I want to thank everyone who commented and emailed yesterday. I'm so glad I have y'all as friends. I'm not embarrassed about being depressed, but it's certainly not the kind of thing that I advertise. People don't really seem to look at you the same once they think you are a few turnip sacks short of a full load. As a result, I never seem to be able to vent. I should have known I could count on all of you.
Depression is not new to me or my family. Thankfully, I do not get as severely depressed as the rest of them. I've never needed the happy pills before (although I am considering it now), and I have never been suicidal. My family (and I mean EVERYONE in my family) gets pretty crazy once in a while. A lot of them are on pills and it's not all that much of a surprise anymore to hear of a botched suicide attempt. It's pretty tiring, actually, but I'm glad most of them are so bad at it. So far, only my grandmother and a bottle of Tylenol 3 were successful (that was about 22 or so years ago).
Anyway, I'm not that bad. And I wouldn't let myself get that bad. If the worst part of my depression is a messy house and some pretty crappy feelings, I won't stress too much about that. But, it is hard to tell people in your life about it.
I've discussed it with my husband, but it tends to freak him out. Like a typical male, he wants to FIX things. Like I'm broken, or something. He immediately assumed that I was unhappy with my life, blamed himself, then started making plans to quit the army, move out west and be a cop (so I could be closer to my family). I told him HE was nuts. I don't want to move. I'm not unhappy.

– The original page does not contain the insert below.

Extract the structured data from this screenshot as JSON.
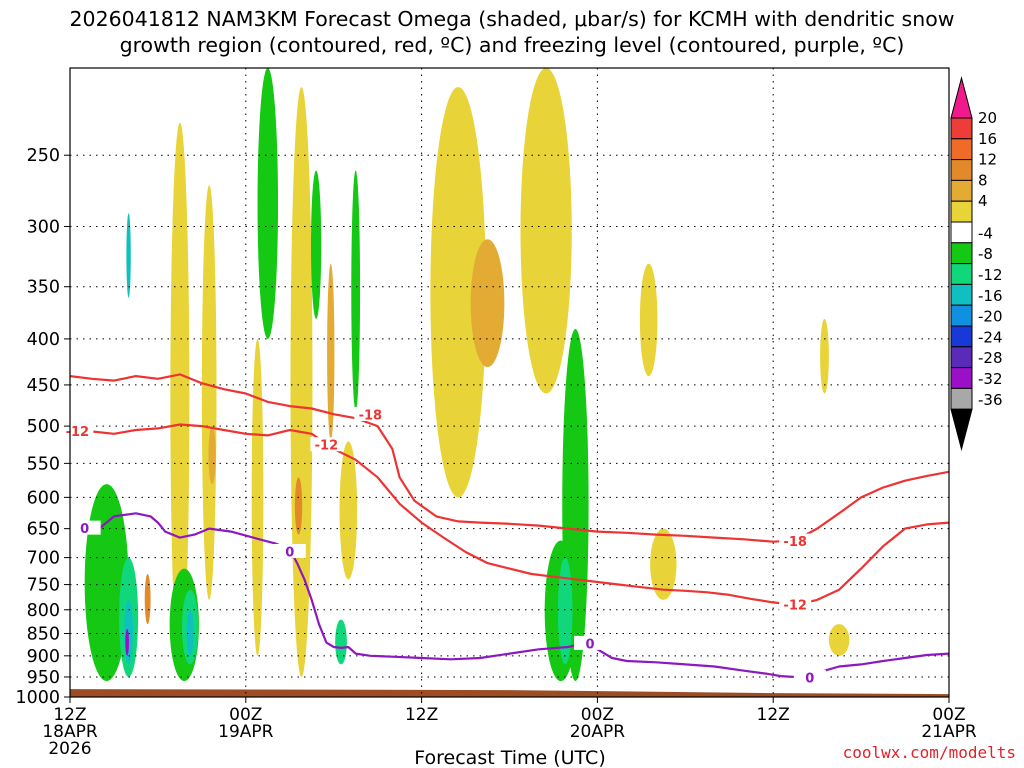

I think that's the hardest part to explain to the non-depressable people. There is a HUGE difference between sad and unhappy. They want to pin the sad feelings to something. Some event or person. They are just random feelings, though. The only difference is that once the depression is there, little events DO make you sad or angry when they normally wouldn't.
For instance, we have no brakes on our van. I've already missed one shift and will have issues getting to work tonight. It's stressful. So I stayed in bed until almost noon.
Also, the dinosaur diorama was actually fun to make yesterday. It even has a few play-doh blobs that slightly resemble dinosaurs. And a volcano. And rocks. And, because five-year-olds always want to contribute their favorite play-doh masterpieces, the diorama has a few pre-historic play-doh snakes. And worms. And purple logs for the triceratops to eat. Unfortunately, I woke this morning (afternoon) to find that the pterodactyl has vanished. I strongly suspect the cat, since he was trying to play with it last night as it lay drying, but it could have been the dog, too. Lucky for both of them that I don't know who did it. Usually the thought of making a new play-doh dinosaur would perk me up. Not today. I don't really feel like it.
So, I guess I will spend the rest of the day trying to clean the kitchen and hoping I get a way to go to work.
Thanks again, everyone. Y'all are like my own little happy pills.